RingCube will be showcasing vDesk 2.1 at the VMworld 2009 show in San Francisco Aug. 31-Sept. 4.
Desktop virtualization promises to be a focus at the week-long show.
Wyse Technology Aug. 24 announced new software and a new thin client device aimed at improving the end user experience in desktop virtualization environments. In addition, startup Wanova came out of stealth mode Aug. 19 and introduced its Distributed Desktop Virtualization architecture.
An increasing number of vendors are looking for ways to make the performance users of desktop virtualization technology have with their devices equal to what they would find on a traditional PC. In addition, they're pushing to drive down the capital and operating costs of desktop virtualization environments.
Smaller companies such as RingCube and Wanova are joining established vendors like VMware, Microsoft, Citrix and Wyse is the rapidly growing desktop virtualization space.
Also at VMworld, Virtual Computer, which makes its NxTop PC management platform, is using the conference to kick off a program aimed at showing businesses how much money they can save by deploying desktop virtualization technology.
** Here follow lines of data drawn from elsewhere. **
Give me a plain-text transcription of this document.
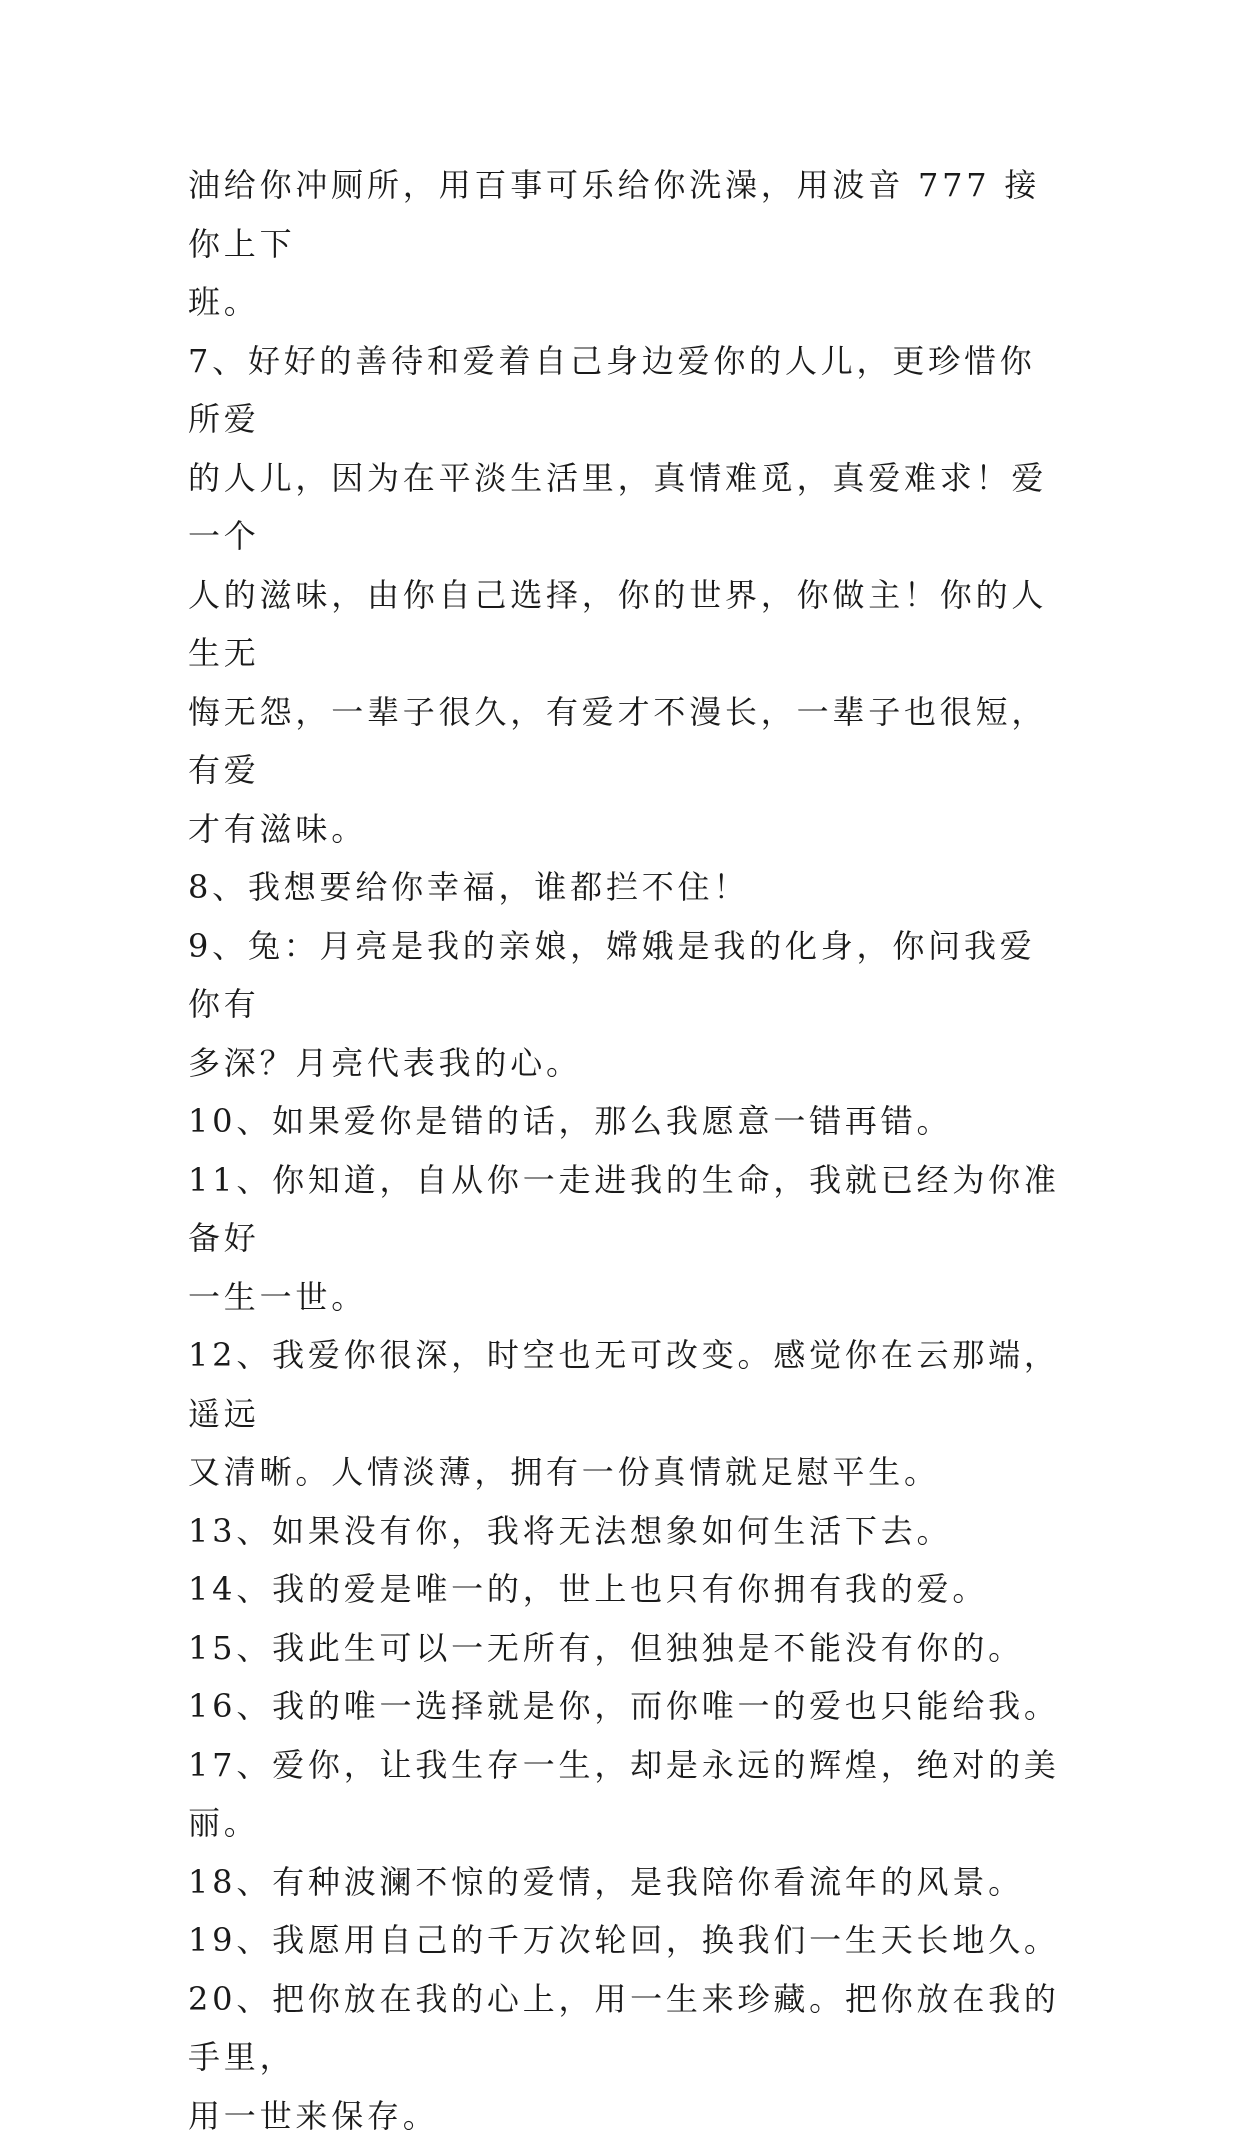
油给你冲厕所，用百事可乐给你洗澡，用波音 777 接你上下
班。

7、好好的善待和爱着自己身边爱你的人儿，更珍惜你所爱
的人儿，因为在平淡生活里，真情难觅，真爱难求！爱一个
人的滋味，由你自己选择，你的世界，你做主！你的人生无
悔无怨，一辈子很久，有爱才不漫长，一辈子也很短，有爱
才有滋味。

8、我想要给你幸福，谁都拦不住！

9、兔：月亮是我的亲娘，嫦娥是我的化身，你问我爱你有
多深？月亮代表我的心。

10、如果爱你是错的话，那么我愿意一错再错。

11、你知道，自从你一走进我的生命，我就已经为你准备好
一生一世。

12、我爱你很深，时空也无可改变。感觉你在云那端，遥远
又清晰。人情淡薄，拥有一份真情就足慰平生。

13、如果没有你，我将无法想象如何生活下去。

14、我的爱是唯一的，世上也只有你拥有我的爱。

15、我此生可以一无所有，但独独是不能没有你的。

16、我的唯一选择就是你，而你唯一的爱也只能给我。

17、爱你，让我生存一生，却是永远的辉煌，绝对的美丽。

18、有种波澜不惊的爱情，是我陪你看流年的风景。

19、我愿用自己的千万次轮回，换我们一生天长地久。

20、把你放在我的心上，用一生来珍藏。把你放在我的手里，
用一世来保存。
A key part of the program is Virtual Computer's new TCO calculator that helps IT professionals run the numbers.
When they rolled out version 2.0 of vDesk in May, RingCube officials said they wanted to offer a technology that didn't require a lot of upfront costs or duplicate Windows licenses. It also is aimed at increasing the mobility of end users.
With the NAS deployment method, businesses can store personalized virtual desktops on a NAS appliance or file server, and users access their virtual desktops over the LAN via the vDesk client, which is downloaded through a Web-based client portal. The vDesk workspace is streamed to the user's PC and then run locally, though data, applications, and settings are stored centrally. Changes made while the user is running the virtual desktop are then stored on the NAS appliance.